For shipments on the sea, the shipping lines will need to divert to other ports where they most likely will declare an ‘end of voyage’. This means that the cargo will not move even when the situation gets resolved. It is on the initiative of the shipper or consignee, depending on the agreed terms, to return or sell the cargo. The shipping lines will not be responsible for any costs that occurred as a consequence (additional transport, storage, container rent,…).
For shipments already arrived in the Black Sea area, it is recommended that local consignees check the procedures. Most likely port operations will be suspended until further notice causing cargo to remain blocked in the port areas. Storage/Demurrage/Detention costs might occur. It is unclear what the policy will be on this from local terminals and shipping lines.
As several ports in the region were already full, this situation is expected to present additional challenges on top of existing global supply chain disruptions.
The Russian navy has shut down commercial shipping in the Sea of Azov. This sea connects the Black Sea and the Northern bank is Ukrainian. This is why the Russian navy is blocking this route. Ukraine has requested to Turkey to close the connection between the Black Sea and the Mediterranean Sea for all Russian ships as a countermeasure. Turkey is one of the 3 NATO members touching the Black Sea. The 2 others are Bulgaria and Romania.
COSCO & Hapag are the first to have reported ceasing all activities to and from Russia. Shipping lines are updating their policy as we speak, so the situation can change rapidly.

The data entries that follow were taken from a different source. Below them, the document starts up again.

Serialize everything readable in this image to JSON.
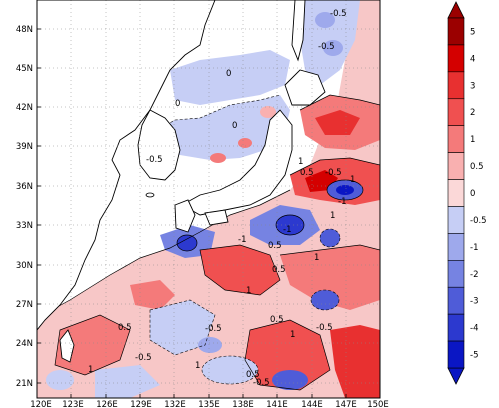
{
  "map": {
    "lat_ticks": [
      "48N",
      "45N",
      "42N",
      "39N",
      "36N",
      "33N",
      "30N",
      "27N",
      "24N",
      "21N"
    ],
    "lon_ticks": [
      "120E",
      "123E",
      "126E",
      "129E",
      "132E",
      "135E",
      "138E",
      "141E",
      "144E",
      "147E",
      "150E"
    ],
    "contour_labels": [
      "-0.5",
      "-0.5",
      "0",
      "0",
      "-0.5",
      "0",
      "0.5",
      "1",
      "1",
      "-0.5",
      "-1",
      "1",
      "-1",
      "-1",
      "0.5",
      "1",
      "0.5",
      "1",
      "0.5",
      "1",
      "-0.5",
      "-0.5",
      "1",
      "0.5",
      "-0.5",
      "-0.5",
      "0.5",
      "1"
    ]
  },
  "colorbar": {
    "labels": [
      "5",
      "4",
      "3",
      "2",
      "1",
      "0.5",
      "0",
      "-0.5",
      "-1",
      "-2",
      "-3",
      "-4",
      "-5"
    ],
    "colors": [
      "#9b0000",
      "#d40000",
      "#e83030",
      "#f05050",
      "#f47a7a",
      "#f9b0b0",
      "#fbd8d8",
      "#c6cef5",
      "#9ea9ec",
      "#7683e2",
      "#4f5cd8",
      "#2c39cf",
      "#0a16c4"
    ]
  }
}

The rail connection from China to Europe is for the moment stable and we have not received any reports about possible service disruptions although some routings will be diverted to other territories.
All airfreight is suspended from and to Ukraine as long as the military actions are ongoing.
The entire situation will indefinitely lead to higher insurance costs for all parties who have activities in the region. For the shipping lines, this might result in a typical ‘war risk surcharge’.
For all transport modes, the situation is very uncertain as new sanctions will most likely get implemented. Depending on these restrictions certain policies will need to be updated. We will follow up on the situation closely.